I don't know how often I need to know the types of things.

Certainly it is necessary to know them...

1.  When passing a labeled value to a mapper, e.g.

    ```
    parser!((x: banana) " " (y: gorilla) => f(x, y))
    ```
    
    Here it is necessary to know the type parsed by `banana`
    in order to build the closure `|x: Food, y: Animal| f(x, y)`.
    
    BUT perhaps we can solve this by skipping the annotations when we don't
    know: `|x, y: Animal| f(x, y)`. This often works, as in this case where
    Rust can infer the type of `x` from the type of `f`. When it doesn't work,
    users can add an annotation, like:
    
    ```
    parser!((x: banana as Food) " " (y: gorilla) => f(x, y))
    ```

    or maybe:
    
    ```
    parser!(
        (x: banana) " " (y: gorilla) => {
            let x: Food = x;
            f(x, y)
        }
    )
    ```

2.  When we convert from static types to dynamic types, in order to attach type
    information (more than just a type-id) to the dynamic value.

    BUT perhaps it would be possible in this situation to convert to serde's
    data model instead.

A special case arises where the output of one `=>` is used as the input to another,
as in `parser!((x:uint => x<<q)

The solution may be simply to look them up on demand.

## Ways to implement `=>`

Take the example above:

```
parser!((x: banana) " " (y: gorilla) => f(x, y))
```

What could this possibly expand to?

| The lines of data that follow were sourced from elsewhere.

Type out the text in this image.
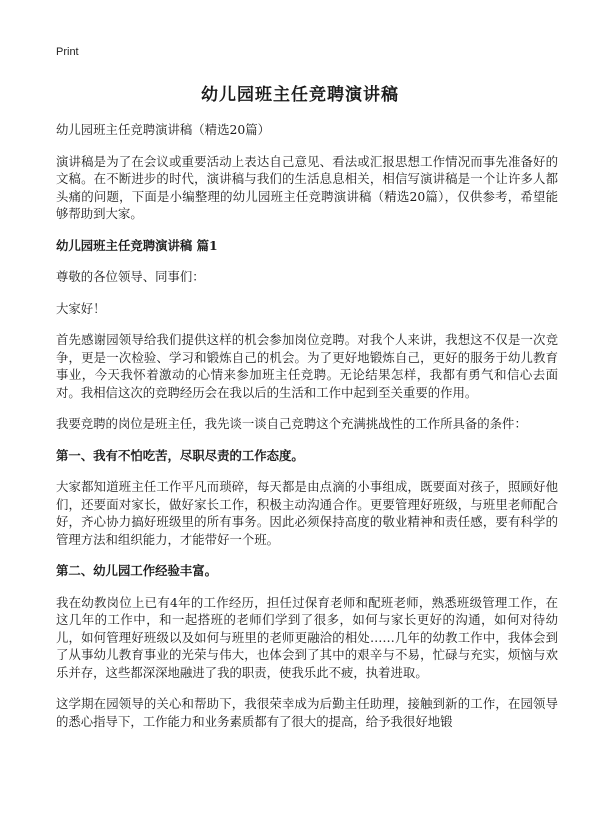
Print
幼儿园班主任竞聘演讲稿

幼儿园班主任竞聘演讲稿（精选20篇）

演讲稿是为了在会议或重要活动上表达自己意见、看法或汇报思想工作情况而事先准备好的文稿。在不断进步的时代，演讲稿与我们的生活息息相关，相信写演讲稿是一个让许多人都头痛的问题，下面是小编整理的幼儿园班主任竞聘演讲稿（精选20篇），仅供参考，希望能够帮助到大家。

幼儿园班主任竞聘演讲稿 篇1

尊敬的各位领导、同事们：

大家好！

首先感谢园领导给我们提供这样的机会参加岗位竞聘。对我个人来讲，我想这不仅是一次竞争，更是一次检验、学习和锻炼自己的机会。为了更好地锻炼自己，更好的服务于幼儿教育事业，今天我怀着激动的心情来参加班主任竞聘。无论结果怎样，我都有勇气和信心去面对。我相信这次的竞聘经历会在我以后的生活和工作中起到至关重要的作用。

我要竞聘的岗位是班主任，我先谈一谈自己竞聘这个充满挑战性的工作所具备的条件：

第一、我有不怕吃苦，尽职尽责的工作态度。

大家都知道班主任工作平凡而琐碎，每天都是由点滴的小事组成，既要面对孩子，照顾好他们，还要面对家长，做好家长工作，积极主动沟通合作。更要管理好班级，与班里老师配合好，齐心协力搞好班级里的所有事务。因此必须保持高度的敬业精神和责任感，要有科学的管理方法和组织能力，才能带好一个班。

第二、幼儿园工作经验丰富。

我在幼教岗位上已有4年的工作经历，担任过保育老师和配班老师，熟悉班级管理工作，在这几年的工作中，和一起搭班的老师们学到了很多，如何与家长更好的沟通，如何对待幼儿，如何管理好班级以及如何与班里的老师更融洽的相处……几年的幼教工作中，我体会到了从事幼儿教育事业的光荣与伟大，也体会到了其中的艰辛与不易，忙碌与充实，烦恼与欢乐并存，这些都深深地融进了我的职责，使我乐此不疲，执着进取。

这学期在园领导的关心和帮助下，我很荣幸成为后勤主任助理，接触到新的工作，在园领导的悉心指导下，工作能力和业务素质都有了很大的提高，给予我很好地锻
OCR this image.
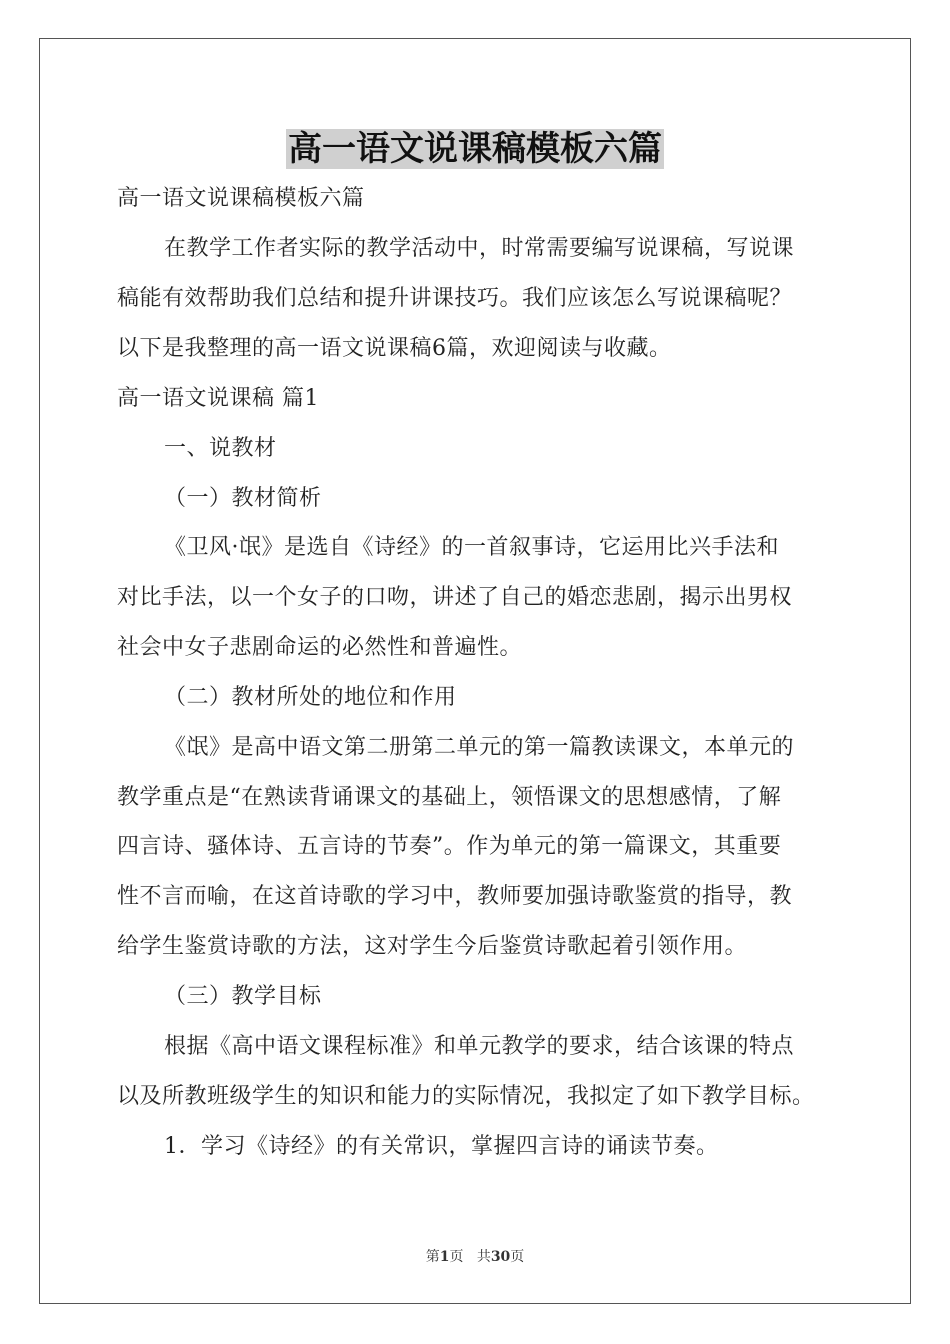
高一语文说课稿模板六篇
高一语文说课稿模板六篇
在教学工作者实际的教学活动中，时常需要编写说课稿，写说课
稿能有效帮助我们总结和提升讲课技巧。我们应该怎么写说课稿呢？
以下是我整理的高一语文说课稿6篇，欢迎阅读与收藏。
高一语文说课稿 篇1
一、说教材
（一）教材简析
《卫风·氓》是选自《诗经》的一首叙事诗，它运用比兴手法和
对比手法，以一个女子的口吻，讲述了自己的婚恋悲剧，揭示出男权
社会中女子悲剧命运的必然性和普遍性。
（二）教材所处的地位和作用
《氓》是高中语文第二册第二单元的第一篇教读课文，本单元的
教学重点是“在熟读背诵课文的基础上，领悟课文的思想感情，了解
四言诗、骚体诗、五言诗的节奏”。作为单元的第一篇课文，其重要
性不言而喻，在这首诗歌的学习中，教师要加强诗歌鉴赏的指导，教
给学生鉴赏诗歌的方法，这对学生今后鉴赏诗歌起着引领作用。
（三）教学目标
根据《高中语文课程标准》和单元教学的要求，结合该课的特点
以及所教班级学生的知识和能力的实际情况，我拟定了如下教学目标。
1．学习《诗经》的有关常识，掌握四言诗的诵读节奏。
第1页 共30页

Keep in mind there's no `type_of` macro in
Rust, so we have to stick to constructs where Rust's type inference will work.

```
    banana
        .and_then(parser!(" "))
        .and_then(gorilla)
        .map(|x, _, y| f(x, y))
```

```
    SeqParser((banana, parser!(" "), gorilla))
        .map(|(x, _, y)| f(x, y))
```

```
    SequenceParser::new(banana, SequenceParser::new(parser!(" "), gorilla))
        .map(|(x, ((), y))| f(x, y))
```

The last seems most likely, although we will probably rearrange the types
later. This means we need a macro to expand a parser-expression to a pattern of
the right type, like `(x, ((), y))`.